September is back-to-school month and, if popular culture is any guide, children are getting excited about the new academic year and parents are feeling relieved to be returning to the old routine. But across the country, families who struggle to support students with ADHD, LD, and other exceptionalities are taking a deep breath and bracing themselves. For them, school is not fun. Those parents know they are in for nine months of prodding, pleading, organizing, meeting, and comforting on behalf of kids who dread the classroom. Why, they wonder, don’t their children enjoy school?

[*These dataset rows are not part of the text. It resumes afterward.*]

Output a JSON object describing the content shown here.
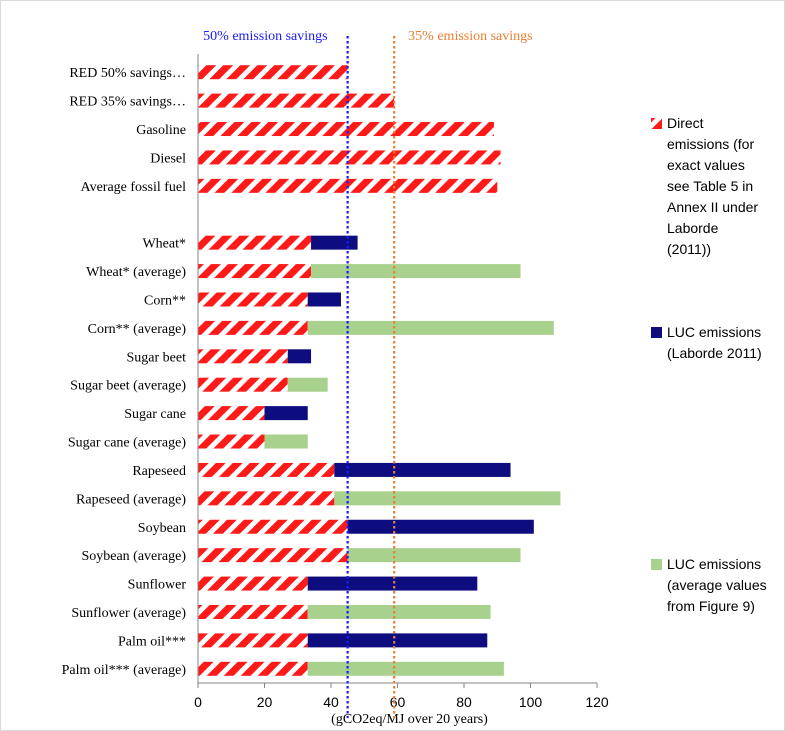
{
  "colors": {
    "direct": "#ff1a1a",
    "luc": "#0d0d80",
    "luc_avg": "#a9d18e",
    "ref50": "#1a1aff",
    "ref35": "#ed7d31"
  },
  "chart_data": {
    "type": "bar",
    "orientation": "horizontal",
    "stacked": true,
    "xlabel": "(gCO2eq/MJ over 20 years)",
    "xlim": [
      0,
      120
    ],
    "xticks": [
      0,
      20,
      40,
      60,
      80,
      100,
      120
    ],
    "categories": [
      "RED 50% savings…",
      "RED 35% savings…",
      "Gasoline",
      "Diesel",
      "Average fossil fuel",
      "",
      "Wheat*",
      "Wheat* (average)",
      "Corn**",
      "Corn** (average)",
      "Sugar beet",
      "Sugar beet (average)",
      "Sugar cane",
      "Sugar cane (average)",
      "Rapeseed",
      "Rapeseed (average)",
      "Soybean",
      "Soybean (average)",
      "Sunflower",
      "Sunflower (average)",
      "Palm oil***",
      "Palm oil*** (average)"
    ],
    "series": [
      {
        "name": "Direct emissions (for exact values see Table 5 in Annex II under Laborde (2011))",
        "legend_lines": [
          "Direct",
          "emissions (for",
          "exact values",
          "see Table 5 in",
          "Annex II under",
          "Laborde",
          "(2011))"
        ],
        "pattern": "red-diagonal-hatch",
        "values": [
          45,
          59,
          89,
          91,
          90,
          null,
          34,
          34,
          33,
          33,
          27,
          27,
          20,
          20,
          41,
          41,
          45,
          45,
          33,
          33,
          33,
          33
        ]
      },
      {
        "name": "LUC emissions (Laborde 2011)",
        "legend_lines": [
          "LUC emissions",
          "(Laborde 2011)"
        ],
        "pattern": "solid-navy",
        "values": [
          0,
          0,
          0,
          0,
          0,
          null,
          14,
          0,
          10,
          0,
          7,
          0,
          13,
          0,
          53,
          0,
          56,
          0,
          51,
          0,
          54,
          0
        ]
      },
      {
        "name": "LUC emissions (average values from Figure 9)",
        "legend_lines": [
          "LUC emissions",
          "(average values",
          "from Figure 9)"
        ],
        "pattern": "solid-light-green",
        "values": [
          0,
          0,
          0,
          0,
          0,
          null,
          0,
          63,
          0,
          74,
          0,
          12,
          0,
          13,
          0,
          68,
          0,
          52,
          0,
          55,
          0,
          59
        ]
      }
    ],
    "reference_lines": [
      {
        "label": "50% emission savings",
        "value": 45,
        "color_key": "ref50"
      },
      {
        "label": "35% emission savings",
        "value": 59,
        "color_key": "ref35"
      }
    ],
    "grid": false,
    "legend_position": "right"
  }
}
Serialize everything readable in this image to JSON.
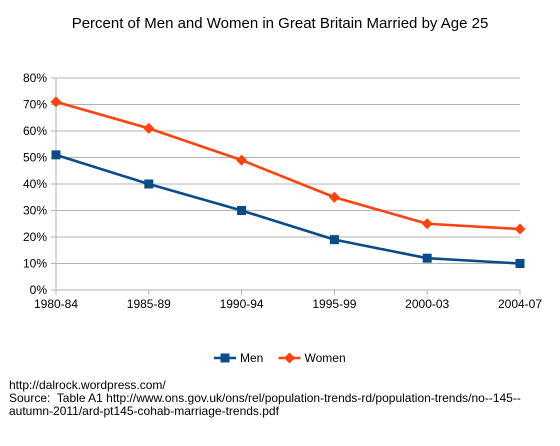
{
  "chart_data": {
    "type": "line",
    "title": "Percent of Men and Women in Great Britain Married by Age 25",
    "xlabel": "",
    "ylabel": "",
    "categories": [
      "1980-84",
      "1985-89",
      "1990-94",
      "1995-99",
      "2000-03",
      "2004-07"
    ],
    "ylim": [
      0,
      80
    ],
    "y_ticks": [
      0,
      10,
      20,
      30,
      40,
      50,
      60,
      70,
      80
    ],
    "y_tick_format": "percent",
    "grid": true,
    "legend_position": "bottom",
    "series": [
      {
        "name": "Men",
        "values": [
          51,
          40,
          30,
          19,
          12,
          10
        ],
        "color": "#0b4b8a",
        "marker": "square"
      },
      {
        "name": "Women",
        "values": [
          71,
          61,
          49,
          35,
          25,
          23
        ],
        "color": "#ff420e",
        "marker": "diamond"
      }
    ]
  },
  "footer": {
    "url": "http://dalrock.wordpress.com/",
    "source": "Source:  Table A1 http://www.ons.gov.uk/ons/rel/population-trends-rd/population-trends/no--145--autumn-2011/ard-pt145-cohab-marriage-trends.pdf"
  }
}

In his book Why Don’t Students Like School? cognitive scientist Daniel Willingham writes that current brain research on learning, memory and thinking supports strategies that can help make teachers more effective and engage their students. Research shows that children are naturally curious and understand new things in the context of facts they already know. The key, says Willingham, is to provide a balance of instruction that holds students’ interest, provides meaning and rationale, transfers facts from working memory into long-term memory and keeps problems challenging but solvable. The end result is that abstract thinking—applying themes and concepts to solve new problems—becomes possible and fun.

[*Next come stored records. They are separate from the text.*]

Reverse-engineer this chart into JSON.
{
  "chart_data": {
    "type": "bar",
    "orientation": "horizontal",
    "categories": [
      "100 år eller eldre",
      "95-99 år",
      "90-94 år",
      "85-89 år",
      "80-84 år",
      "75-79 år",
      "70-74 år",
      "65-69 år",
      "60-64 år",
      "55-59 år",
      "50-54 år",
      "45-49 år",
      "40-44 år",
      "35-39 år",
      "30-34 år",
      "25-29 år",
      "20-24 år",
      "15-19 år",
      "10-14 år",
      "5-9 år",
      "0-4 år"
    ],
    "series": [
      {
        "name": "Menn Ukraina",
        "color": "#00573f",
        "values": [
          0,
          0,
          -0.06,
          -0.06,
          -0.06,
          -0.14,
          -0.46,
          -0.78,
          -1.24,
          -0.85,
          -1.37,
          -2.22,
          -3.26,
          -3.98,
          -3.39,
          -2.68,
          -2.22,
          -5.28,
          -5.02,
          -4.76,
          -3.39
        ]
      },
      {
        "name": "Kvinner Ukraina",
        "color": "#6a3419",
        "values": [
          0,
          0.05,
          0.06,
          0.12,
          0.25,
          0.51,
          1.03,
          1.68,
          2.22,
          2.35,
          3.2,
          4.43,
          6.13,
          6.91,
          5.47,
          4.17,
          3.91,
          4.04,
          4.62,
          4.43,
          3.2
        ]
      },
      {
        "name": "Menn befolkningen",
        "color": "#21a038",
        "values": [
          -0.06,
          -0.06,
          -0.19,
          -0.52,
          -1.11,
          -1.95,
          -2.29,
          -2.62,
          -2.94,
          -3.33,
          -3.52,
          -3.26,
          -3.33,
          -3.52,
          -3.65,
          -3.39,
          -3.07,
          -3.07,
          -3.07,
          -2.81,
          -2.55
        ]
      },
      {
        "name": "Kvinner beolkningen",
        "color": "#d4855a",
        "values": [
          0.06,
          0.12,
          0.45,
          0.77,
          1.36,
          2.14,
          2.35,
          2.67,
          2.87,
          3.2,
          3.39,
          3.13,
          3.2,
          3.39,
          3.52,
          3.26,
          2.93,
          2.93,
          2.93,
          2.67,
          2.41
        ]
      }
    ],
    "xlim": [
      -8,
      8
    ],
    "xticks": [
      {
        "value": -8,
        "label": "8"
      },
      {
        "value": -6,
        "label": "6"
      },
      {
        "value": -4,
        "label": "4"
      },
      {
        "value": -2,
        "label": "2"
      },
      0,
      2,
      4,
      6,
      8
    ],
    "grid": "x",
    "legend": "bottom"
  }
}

Parents and teachers can support their students by utilizing routines, engaging them emotionally, using storytelling, providing plenty of practice time, encouraging reading at an individual level, showing students what is important and what is not, changing the pace of instruction to accommodate and explore their interests, and providing kids with background knowledge that gives facts meaning and makes them stick. By applying our understanding of how the brain works, we can make the classroom work for all of our students.